I suspected that Mr A Dinou would soon be gracing the letters page of the Sunday Mail (March 16th) following your front page article about Archbishop Chrysostomos and his remarks on the gay community as seen in the eyes of the church and “The perverse school of social deviance” as Dinou states in his usual unequivocal tone.
“Christians are now refused their legal right to even teach their children that homosexuality is anathema,” he spouts. Most people, in what we would call the civilised world, have moved on and it is easy to shrug off A Dinou’s comments as the same old ramblings of someone in their dotage.
However, when this and other of his homophobic comments and opinions that have appeared on your letters page are taken seriously by anyone with any power or influence, whether it be a group of ignorant thugs, a political party or religious fundamentalists, real harm is the result. From vicious beatings, murder and gang rapes in some countries, imprisonment in others like Saudi Arabia and Russia and the death penalty in some African countries.

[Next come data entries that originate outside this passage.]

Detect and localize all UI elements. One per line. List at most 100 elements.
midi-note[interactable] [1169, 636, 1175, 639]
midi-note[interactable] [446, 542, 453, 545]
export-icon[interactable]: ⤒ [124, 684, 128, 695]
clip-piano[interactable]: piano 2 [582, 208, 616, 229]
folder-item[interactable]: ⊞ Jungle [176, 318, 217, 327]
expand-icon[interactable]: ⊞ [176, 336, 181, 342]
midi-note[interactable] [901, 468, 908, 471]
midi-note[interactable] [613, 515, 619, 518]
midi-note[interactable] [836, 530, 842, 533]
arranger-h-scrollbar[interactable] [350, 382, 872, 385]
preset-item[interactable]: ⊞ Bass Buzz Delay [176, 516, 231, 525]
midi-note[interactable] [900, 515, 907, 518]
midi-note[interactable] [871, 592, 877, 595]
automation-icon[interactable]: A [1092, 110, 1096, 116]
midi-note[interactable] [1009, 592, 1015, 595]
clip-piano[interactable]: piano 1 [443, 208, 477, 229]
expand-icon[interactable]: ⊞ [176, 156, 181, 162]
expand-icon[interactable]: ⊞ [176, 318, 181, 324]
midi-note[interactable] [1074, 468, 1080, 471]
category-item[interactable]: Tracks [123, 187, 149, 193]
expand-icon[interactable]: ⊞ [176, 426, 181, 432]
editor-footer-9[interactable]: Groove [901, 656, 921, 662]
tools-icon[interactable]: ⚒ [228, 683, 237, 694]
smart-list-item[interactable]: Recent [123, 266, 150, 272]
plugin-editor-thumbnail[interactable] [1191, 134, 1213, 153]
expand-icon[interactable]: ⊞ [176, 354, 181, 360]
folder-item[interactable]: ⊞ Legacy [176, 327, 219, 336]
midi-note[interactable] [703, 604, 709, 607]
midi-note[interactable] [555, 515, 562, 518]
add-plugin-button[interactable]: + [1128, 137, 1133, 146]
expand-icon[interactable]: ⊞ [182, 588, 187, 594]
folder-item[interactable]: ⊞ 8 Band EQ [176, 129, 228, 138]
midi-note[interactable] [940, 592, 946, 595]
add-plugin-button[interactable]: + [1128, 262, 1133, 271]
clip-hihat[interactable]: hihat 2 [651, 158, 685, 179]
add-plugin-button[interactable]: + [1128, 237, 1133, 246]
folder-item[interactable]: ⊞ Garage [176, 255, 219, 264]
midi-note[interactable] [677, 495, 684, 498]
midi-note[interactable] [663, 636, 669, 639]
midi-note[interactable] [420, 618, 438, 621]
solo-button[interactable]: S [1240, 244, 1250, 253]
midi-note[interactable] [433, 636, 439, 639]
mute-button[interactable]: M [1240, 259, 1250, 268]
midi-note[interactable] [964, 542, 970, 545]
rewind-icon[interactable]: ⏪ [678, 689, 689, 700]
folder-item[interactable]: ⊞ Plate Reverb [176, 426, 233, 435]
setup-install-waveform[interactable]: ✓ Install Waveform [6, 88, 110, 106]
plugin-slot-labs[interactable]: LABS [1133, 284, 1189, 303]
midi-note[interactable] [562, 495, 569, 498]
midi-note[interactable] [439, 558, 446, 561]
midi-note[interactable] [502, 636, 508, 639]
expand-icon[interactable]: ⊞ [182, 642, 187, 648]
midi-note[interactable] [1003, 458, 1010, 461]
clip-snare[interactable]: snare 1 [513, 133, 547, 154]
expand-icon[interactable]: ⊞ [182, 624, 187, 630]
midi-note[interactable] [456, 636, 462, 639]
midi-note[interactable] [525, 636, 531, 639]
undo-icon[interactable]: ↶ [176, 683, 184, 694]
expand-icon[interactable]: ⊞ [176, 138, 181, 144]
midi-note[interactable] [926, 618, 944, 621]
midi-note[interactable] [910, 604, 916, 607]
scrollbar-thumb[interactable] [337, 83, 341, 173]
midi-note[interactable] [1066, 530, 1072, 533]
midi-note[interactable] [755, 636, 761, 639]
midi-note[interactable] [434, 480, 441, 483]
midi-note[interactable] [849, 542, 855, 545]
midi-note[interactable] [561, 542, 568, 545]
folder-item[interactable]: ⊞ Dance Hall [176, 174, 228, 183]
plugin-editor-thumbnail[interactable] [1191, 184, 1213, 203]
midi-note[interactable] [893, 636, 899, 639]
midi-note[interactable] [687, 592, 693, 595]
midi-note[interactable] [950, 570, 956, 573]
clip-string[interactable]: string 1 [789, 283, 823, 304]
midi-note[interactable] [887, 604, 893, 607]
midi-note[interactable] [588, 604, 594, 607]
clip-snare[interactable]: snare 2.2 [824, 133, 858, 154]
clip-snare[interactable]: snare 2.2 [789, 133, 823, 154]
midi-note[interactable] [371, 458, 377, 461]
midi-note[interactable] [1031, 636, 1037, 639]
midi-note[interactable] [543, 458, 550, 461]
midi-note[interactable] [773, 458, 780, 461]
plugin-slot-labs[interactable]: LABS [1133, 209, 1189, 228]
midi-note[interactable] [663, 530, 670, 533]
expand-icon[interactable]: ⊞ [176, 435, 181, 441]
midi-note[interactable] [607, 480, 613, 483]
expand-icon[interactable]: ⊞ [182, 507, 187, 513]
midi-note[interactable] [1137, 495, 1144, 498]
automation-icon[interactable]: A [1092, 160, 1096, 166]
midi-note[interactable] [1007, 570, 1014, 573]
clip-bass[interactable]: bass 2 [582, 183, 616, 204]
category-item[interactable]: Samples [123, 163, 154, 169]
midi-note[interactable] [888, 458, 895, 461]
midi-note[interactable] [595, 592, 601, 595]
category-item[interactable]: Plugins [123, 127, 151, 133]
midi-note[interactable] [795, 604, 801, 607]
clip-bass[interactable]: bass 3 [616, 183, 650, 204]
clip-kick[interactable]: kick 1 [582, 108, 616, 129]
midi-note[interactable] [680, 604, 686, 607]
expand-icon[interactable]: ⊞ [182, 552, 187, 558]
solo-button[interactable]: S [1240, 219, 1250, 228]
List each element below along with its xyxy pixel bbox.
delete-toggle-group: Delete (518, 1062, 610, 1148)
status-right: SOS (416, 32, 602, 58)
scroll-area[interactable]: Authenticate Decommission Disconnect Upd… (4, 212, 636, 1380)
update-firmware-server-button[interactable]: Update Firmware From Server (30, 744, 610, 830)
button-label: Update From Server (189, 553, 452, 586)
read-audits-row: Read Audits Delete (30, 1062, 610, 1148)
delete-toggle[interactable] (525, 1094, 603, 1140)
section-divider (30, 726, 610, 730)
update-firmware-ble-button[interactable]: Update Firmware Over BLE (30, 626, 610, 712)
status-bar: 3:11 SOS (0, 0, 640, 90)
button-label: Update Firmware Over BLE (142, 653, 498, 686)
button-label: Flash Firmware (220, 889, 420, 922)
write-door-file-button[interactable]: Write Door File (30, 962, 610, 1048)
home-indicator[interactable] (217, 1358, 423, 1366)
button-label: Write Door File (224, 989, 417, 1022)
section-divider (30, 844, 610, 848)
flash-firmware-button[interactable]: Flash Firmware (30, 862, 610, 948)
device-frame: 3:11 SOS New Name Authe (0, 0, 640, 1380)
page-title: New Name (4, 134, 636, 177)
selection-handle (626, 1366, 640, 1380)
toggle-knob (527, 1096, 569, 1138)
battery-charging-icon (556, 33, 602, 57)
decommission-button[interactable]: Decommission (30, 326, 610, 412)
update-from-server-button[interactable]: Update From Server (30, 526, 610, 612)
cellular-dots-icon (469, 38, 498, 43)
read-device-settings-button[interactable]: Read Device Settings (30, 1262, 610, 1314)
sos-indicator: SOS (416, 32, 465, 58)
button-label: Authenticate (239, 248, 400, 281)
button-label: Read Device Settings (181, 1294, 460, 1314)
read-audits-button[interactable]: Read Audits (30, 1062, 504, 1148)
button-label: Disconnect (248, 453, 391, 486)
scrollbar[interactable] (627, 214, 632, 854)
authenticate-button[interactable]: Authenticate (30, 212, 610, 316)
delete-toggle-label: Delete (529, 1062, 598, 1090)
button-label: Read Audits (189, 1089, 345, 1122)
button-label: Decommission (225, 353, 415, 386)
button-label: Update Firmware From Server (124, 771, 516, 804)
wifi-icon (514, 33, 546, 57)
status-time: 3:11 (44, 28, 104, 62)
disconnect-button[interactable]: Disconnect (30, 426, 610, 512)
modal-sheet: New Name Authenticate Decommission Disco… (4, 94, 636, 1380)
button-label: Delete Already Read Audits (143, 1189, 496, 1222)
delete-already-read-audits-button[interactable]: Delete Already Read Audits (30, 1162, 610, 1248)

Is this the future he wants to see for Cyprus to ease “The erosion of our moral standards”? Can he not see that a Church that espouses the views that he holds is a cruel and heartless Church.
Even The Pope has said of Gay people “Who am I to judge?”
I’m sure Mr Dinou can dig up a couple of lines from the Old Testament, condemning gays but he will also be fully aware that The Bible also states that gathering firewood on a Sunday, eating shellfish and wearing clothes of more than one fibre are all punishable by stoning to death, however I don’t remember any letters by him speaking on the evils of the prawn sandwich or the cotton polyester shirt.
What is it about the religious that they have this creepy obsession with what happens in the bedroom between consenting adults?
I know a Christian couple (a man and a woman) whose son, in his twenties, is gay.
He was not turned gay as A Dinou has suggested can happen in previous letters, he was just born as he is and is very much loved by his parents. I am interested to know how Mr Dinou would react should he find himself in the same position. Somehow I doubt that he would be thinking “Now what would Jesus do?”
Why is it that those like A Dinou find harm when there is none and loathing where there is only love?